As a registered NDIS provider Hireup is required to comply with regulation and legislation about the safe implementation of restrictive practice.
Hireup is committed to building systems and processes that ensure the safest support is delivered to people with restrictive practices in place.
If you have a positive behaviour support plan that includes restrictive practices, we'll contact you to discuss the best approach for managing your supports.
What is a restrictive practice?
Sometimes behaviours of concern can present such a big risk to safety that a special kind of strategy is needed. These strategies are referred to as restrictive practices because that restrict someone’s rights or freedoms.
Regulated restrictive practices include:
Seclusion - is keeping a person alone in a room or another physical space, at any time of the day or night, which they are unable to leave of their own free will.
Chemical restraint - is the use of a chemical substance to influence a person's behaviour.
Mechanical restraint - is when a device is used to prevent, restrict, or subdue a person’s movement to influence their behaviour. This does not mean the use of devices for therapeutic or non‑behavioural purposes.
Physical restraint - is when physical force is used to prevent, restrict or subdue movement of a person’s body, or part of their body, to influence their behaviour. This does not apply to hands‑on techniques used to guide or redirect a person away from potential harm or injury.
Environmental restraints - means to restrict a person’s free access to all parts of their environment, including items and activities.
Practical examples of restrictive practices include:
- Limiting how much fast food someone can eat each week, even if they request it every day, is limiting their free choice to eat whatever they like when they like.
- Preventing a person from having easy access to food because they have an uncontrollable urge to eat, places restrictions on their free choice.
- By controlling what a person can spend in one day shopping, so they do not spend all their savings, we are placing restrictions on their free choice.
- When we redirect or block a person with challenging behaviours to prevent injury to themselves or others, we place restrictions on their free choice.
- If we use a special vehicle seat belt guard to prevent a person from becoming unsafe, we are placing restrictions on their free choice.
- Limiting how long a person spends in the shower so they don’t use up all the hot water, is placing restrictions on their free choice.
- When we control where someone can travel independently due to the risk of getting lost, we are restricting their free choice.
- When we give specific medication (PRN) to reduce or control concerning behaviours that place the person or others at risk of injury, we are restricting their free choice.
To ensure that Hireup is able to provide quality to support for people who require the use of restrictive practices, the Hireup team will reach out the specific requirements for the individual.
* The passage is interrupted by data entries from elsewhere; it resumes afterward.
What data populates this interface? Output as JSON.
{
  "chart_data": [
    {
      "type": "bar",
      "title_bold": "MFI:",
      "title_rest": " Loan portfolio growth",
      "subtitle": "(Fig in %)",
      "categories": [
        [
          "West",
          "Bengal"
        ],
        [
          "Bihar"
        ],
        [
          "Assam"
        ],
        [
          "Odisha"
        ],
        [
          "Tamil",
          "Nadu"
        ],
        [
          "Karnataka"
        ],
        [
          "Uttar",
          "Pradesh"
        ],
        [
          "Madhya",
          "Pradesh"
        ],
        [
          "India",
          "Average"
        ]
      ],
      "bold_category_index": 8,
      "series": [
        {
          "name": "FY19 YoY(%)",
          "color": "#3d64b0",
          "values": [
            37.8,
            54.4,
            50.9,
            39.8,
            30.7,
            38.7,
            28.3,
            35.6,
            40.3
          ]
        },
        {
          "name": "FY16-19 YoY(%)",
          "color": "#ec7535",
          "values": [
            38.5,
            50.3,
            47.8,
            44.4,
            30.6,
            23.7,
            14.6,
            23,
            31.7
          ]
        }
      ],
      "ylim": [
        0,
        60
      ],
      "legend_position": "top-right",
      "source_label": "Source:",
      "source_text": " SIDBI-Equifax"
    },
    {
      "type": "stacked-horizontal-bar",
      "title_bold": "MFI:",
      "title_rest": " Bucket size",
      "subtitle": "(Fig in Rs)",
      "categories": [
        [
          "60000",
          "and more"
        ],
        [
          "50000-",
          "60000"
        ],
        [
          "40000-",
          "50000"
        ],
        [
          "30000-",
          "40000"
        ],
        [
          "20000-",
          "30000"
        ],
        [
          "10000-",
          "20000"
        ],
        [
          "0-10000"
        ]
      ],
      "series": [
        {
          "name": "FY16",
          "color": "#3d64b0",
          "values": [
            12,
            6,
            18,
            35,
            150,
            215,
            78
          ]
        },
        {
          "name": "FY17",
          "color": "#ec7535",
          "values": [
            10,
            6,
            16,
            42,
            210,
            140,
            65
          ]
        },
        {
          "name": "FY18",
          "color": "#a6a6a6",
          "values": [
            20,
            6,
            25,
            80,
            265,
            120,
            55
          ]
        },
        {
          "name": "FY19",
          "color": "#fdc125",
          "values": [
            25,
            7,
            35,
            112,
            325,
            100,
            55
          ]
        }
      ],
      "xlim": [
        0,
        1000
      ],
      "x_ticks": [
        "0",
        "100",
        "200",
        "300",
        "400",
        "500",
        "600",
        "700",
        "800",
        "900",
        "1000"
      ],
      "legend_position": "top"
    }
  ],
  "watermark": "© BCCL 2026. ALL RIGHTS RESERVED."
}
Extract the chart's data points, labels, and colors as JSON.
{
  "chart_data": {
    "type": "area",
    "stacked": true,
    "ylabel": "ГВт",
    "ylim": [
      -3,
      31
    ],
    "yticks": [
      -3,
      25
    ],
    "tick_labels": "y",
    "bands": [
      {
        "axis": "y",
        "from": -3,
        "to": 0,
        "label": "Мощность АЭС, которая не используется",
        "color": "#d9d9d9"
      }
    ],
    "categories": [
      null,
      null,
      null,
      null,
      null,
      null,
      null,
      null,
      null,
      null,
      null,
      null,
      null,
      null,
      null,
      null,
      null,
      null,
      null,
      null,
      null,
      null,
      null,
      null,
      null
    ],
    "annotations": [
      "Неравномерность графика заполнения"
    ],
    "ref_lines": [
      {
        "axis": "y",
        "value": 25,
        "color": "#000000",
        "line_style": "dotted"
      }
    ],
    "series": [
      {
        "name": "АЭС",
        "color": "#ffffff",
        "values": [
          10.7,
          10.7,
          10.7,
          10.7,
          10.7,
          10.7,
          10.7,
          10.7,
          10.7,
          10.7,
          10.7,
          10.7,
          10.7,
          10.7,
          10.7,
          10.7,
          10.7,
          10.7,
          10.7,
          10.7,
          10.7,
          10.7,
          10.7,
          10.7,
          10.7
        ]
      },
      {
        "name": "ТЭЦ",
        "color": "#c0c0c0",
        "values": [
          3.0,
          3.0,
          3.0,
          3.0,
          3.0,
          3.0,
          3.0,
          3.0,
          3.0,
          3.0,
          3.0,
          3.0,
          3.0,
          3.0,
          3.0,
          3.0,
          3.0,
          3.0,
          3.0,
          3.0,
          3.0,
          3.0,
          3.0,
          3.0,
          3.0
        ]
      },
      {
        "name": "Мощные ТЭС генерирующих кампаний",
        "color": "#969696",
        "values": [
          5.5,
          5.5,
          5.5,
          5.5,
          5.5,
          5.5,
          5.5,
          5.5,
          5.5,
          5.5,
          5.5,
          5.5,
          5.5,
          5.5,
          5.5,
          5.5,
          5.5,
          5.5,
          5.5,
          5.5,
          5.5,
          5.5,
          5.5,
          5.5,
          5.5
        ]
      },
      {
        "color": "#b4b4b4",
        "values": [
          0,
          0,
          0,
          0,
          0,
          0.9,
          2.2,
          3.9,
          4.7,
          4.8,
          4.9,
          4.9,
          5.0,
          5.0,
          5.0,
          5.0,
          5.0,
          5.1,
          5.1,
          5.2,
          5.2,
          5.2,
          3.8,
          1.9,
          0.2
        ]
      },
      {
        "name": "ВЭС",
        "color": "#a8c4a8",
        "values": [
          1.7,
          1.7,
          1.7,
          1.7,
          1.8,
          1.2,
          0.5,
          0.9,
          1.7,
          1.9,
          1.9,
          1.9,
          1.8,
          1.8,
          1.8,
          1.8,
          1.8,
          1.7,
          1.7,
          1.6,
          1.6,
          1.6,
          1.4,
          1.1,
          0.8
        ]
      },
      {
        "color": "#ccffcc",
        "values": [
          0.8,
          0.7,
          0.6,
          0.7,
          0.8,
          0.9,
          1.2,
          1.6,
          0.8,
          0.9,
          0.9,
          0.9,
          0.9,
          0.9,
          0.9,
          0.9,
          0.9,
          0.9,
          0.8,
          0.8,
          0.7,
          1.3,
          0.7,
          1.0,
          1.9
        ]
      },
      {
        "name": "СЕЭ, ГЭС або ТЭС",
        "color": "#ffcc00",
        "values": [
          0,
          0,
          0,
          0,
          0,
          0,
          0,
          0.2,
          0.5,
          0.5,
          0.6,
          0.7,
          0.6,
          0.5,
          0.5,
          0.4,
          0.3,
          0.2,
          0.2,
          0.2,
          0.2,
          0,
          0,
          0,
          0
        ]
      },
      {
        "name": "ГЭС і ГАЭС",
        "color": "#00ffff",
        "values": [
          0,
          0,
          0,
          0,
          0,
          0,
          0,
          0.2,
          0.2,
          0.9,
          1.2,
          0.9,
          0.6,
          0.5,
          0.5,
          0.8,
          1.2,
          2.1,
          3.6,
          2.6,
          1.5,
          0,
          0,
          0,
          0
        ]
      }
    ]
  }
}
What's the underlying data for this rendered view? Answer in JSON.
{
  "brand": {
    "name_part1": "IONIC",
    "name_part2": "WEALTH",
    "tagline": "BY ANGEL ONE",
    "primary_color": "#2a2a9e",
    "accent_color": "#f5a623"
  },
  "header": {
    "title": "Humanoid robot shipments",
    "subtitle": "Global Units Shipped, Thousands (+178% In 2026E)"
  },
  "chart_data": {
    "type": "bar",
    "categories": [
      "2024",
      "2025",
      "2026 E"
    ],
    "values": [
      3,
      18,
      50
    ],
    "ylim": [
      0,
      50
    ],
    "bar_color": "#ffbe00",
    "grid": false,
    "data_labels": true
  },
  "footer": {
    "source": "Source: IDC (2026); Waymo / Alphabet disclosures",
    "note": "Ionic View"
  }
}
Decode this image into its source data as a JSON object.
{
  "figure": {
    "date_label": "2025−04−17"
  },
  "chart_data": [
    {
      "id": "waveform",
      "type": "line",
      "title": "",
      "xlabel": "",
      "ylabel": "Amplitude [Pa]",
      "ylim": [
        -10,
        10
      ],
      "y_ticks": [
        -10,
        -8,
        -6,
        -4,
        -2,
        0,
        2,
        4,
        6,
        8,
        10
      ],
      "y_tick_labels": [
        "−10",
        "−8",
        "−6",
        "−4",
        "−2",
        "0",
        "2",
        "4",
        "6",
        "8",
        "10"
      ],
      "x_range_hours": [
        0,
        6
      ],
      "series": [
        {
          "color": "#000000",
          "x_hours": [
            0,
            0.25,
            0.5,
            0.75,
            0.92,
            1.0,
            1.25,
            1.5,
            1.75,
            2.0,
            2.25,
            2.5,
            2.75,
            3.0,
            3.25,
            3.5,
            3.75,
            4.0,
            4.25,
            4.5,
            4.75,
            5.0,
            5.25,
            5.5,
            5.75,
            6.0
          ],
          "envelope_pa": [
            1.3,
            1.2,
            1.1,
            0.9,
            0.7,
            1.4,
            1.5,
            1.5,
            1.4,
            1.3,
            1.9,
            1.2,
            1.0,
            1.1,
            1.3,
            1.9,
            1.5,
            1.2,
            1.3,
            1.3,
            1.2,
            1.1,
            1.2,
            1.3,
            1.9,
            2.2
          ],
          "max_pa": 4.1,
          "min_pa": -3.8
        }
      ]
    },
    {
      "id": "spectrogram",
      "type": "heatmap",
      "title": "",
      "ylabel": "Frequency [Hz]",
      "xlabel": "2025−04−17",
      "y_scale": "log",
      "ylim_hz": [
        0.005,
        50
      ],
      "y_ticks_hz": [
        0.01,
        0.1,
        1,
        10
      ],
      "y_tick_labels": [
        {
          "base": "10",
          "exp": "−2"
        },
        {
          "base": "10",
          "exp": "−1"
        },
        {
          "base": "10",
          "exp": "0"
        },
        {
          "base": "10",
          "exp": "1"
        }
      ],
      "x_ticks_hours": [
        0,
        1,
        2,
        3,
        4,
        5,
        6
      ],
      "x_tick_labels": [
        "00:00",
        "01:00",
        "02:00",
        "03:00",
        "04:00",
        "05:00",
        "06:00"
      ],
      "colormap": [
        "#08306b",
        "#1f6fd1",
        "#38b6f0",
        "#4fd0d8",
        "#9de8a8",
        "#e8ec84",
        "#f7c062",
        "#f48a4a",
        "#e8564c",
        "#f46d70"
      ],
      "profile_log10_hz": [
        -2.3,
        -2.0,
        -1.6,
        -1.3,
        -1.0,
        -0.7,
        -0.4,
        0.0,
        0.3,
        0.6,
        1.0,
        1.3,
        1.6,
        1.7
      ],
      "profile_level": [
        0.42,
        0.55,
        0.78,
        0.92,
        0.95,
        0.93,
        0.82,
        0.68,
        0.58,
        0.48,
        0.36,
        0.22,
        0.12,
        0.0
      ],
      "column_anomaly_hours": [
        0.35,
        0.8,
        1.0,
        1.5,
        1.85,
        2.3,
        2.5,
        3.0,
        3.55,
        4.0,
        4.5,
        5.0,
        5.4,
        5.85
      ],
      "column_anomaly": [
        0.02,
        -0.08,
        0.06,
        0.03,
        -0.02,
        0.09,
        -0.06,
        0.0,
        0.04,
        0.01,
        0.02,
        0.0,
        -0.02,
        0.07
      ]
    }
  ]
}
This could include requesting copies of positive behaviour support plans, restrictive practice authorisations, medication administration forms and any other relevant information.
There may be some instances when Hireup is unable to provide support and in those cases the team will offer assistance in finding an alternative service provider.
Role of a support worker
Use of restrictive practices
Hireup support workers should not use restrictive practices unless they are part of an authorised positive behaviour support and restrictive practices plan. If a support worker is unsure whether the restrictive practice has been authorised, they can contact the Hireup team for advice and information.
Any use of restrictive practice must be reported to Hireup through our incident reporting form. In some instances, Hireup may be required to report these on to relevant regulatory bodies.